D. D. Terry

No. 35
- Position: Running back

Personal information
- Born: September 9, 1984 (age 41) Willis, Texas, U.S.
- Listed height: 6 ft 1 in (1.85 m)
- Listed weight: 190 lb (86 kg)

Career information
- College: Sam Houston
- NFL draft: 2007: undrafted

Career history
- Jacksonville Jaguars (2007–2008)*; Houston Texans (2008)*; Omaha Nighthawks (2010)*;
- * Offseason or practice squad member only

= D. D. Terry =

American football player (born 1984)

D. D. Terry (born February 16, 1984) is an American former football running back. He was signed by the Jacksonville Jaguars as an undrafted free agent in 2007. He played college football at Sam Houston.

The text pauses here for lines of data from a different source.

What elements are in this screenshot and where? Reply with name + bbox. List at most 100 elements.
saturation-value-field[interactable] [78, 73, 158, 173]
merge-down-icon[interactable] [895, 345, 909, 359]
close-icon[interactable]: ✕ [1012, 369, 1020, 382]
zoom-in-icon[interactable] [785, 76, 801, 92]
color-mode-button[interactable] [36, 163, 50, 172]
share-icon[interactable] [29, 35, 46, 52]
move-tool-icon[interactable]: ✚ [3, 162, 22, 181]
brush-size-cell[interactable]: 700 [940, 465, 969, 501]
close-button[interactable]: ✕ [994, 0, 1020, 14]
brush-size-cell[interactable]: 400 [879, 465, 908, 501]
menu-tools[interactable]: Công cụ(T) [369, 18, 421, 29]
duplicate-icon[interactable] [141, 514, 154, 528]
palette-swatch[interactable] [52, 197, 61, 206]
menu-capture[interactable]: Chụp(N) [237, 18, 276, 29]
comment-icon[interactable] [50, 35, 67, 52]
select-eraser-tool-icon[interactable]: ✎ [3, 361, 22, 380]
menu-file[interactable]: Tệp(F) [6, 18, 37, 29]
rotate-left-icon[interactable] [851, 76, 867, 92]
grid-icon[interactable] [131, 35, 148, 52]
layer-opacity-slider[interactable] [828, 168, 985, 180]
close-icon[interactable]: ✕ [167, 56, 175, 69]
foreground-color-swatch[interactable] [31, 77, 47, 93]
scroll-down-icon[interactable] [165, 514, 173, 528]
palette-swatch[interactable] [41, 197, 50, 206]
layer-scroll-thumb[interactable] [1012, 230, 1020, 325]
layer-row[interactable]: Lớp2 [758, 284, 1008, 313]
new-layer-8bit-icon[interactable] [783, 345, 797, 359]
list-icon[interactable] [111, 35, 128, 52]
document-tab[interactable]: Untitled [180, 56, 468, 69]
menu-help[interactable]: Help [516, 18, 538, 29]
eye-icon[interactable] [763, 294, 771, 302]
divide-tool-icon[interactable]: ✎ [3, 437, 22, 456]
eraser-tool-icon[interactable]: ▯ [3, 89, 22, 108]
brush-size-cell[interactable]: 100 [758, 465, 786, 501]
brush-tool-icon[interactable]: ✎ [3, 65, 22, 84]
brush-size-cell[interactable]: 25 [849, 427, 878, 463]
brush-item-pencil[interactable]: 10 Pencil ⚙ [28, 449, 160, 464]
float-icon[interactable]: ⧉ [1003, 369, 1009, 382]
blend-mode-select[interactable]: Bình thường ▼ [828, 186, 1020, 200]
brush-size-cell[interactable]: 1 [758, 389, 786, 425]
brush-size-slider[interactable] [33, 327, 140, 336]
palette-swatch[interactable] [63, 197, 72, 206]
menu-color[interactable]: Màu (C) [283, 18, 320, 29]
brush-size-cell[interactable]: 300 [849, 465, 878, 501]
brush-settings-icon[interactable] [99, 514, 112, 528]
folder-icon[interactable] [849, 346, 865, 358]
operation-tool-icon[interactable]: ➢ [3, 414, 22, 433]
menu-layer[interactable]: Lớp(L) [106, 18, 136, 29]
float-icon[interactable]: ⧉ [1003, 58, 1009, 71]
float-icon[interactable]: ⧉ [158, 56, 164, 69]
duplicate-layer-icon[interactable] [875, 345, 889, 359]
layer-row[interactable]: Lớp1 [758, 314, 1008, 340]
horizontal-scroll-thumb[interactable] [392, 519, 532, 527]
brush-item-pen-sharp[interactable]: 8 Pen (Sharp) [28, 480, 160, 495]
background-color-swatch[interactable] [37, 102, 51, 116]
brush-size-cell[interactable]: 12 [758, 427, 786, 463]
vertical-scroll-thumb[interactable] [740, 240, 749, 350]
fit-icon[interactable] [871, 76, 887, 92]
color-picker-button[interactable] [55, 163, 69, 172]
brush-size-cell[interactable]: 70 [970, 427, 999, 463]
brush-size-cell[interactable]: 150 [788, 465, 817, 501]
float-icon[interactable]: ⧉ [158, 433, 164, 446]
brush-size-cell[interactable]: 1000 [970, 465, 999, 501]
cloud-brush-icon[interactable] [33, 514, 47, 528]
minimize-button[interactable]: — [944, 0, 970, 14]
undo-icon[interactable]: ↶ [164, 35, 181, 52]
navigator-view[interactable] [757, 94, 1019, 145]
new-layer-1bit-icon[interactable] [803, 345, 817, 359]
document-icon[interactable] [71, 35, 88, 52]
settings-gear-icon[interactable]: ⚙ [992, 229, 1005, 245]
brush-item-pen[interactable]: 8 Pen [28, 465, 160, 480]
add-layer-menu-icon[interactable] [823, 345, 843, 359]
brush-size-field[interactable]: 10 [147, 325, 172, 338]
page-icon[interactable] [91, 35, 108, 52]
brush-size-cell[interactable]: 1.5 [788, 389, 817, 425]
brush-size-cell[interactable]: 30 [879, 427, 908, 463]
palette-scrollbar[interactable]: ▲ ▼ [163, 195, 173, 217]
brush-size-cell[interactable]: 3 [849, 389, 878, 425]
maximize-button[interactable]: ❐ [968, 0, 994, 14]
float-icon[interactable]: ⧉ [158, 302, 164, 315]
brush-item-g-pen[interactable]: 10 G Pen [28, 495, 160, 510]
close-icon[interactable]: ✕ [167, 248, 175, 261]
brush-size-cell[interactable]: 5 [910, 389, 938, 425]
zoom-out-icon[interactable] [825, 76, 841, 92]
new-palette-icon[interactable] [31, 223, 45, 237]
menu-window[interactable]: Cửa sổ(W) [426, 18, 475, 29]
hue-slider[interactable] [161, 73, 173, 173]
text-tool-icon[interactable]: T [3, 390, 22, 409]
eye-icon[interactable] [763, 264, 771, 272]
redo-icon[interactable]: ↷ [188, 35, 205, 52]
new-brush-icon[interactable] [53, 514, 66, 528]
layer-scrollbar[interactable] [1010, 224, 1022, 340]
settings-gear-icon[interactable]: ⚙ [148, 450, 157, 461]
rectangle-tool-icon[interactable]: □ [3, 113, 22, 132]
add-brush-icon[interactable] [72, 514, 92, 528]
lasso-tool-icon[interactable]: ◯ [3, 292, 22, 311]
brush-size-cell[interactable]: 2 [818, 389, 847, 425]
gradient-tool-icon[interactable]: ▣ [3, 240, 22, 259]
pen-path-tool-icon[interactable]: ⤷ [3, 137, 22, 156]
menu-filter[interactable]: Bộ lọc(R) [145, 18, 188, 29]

Terry was also a member of the Houston Texans and Omaha Nighthawks.

==Early life==
Terry attended Willis High School in Willis, Texas and lettered in football, basketball, and track. In football, he was an All-District linebacker. He graduated from Willis High School in 2002.

==College career==
Terry attended Kilgore Junior College for a year in 2003 and was a student and a letterman in football. In football, he cracked the starting lineup as a defensive back. He started for 2 yrs at RB. For Sam Houston State. He broke multiple school records while running for over 1,000 yards both seasons.

==Professional career==
===Jacksonville Jaguars===
Terry went undrafted in the 2007 NFL draft. He was later signed by the Jacksonville Jaguars in May 2007. He spent the entire 2007 season on the Jaguars practice squad. On June 11, 2008, Terry was released by the Jaguars.

===Houston Texans===
On September 24, 2008, Terry was signed to the practice squad of the Houston Texans after the team released running back Arliss Beach. Terry was released on October 8 when the team signed running back Ryan Moats to its practice squad. Team re-signed Terry to the practice squad on October 29. He was released again on November 5.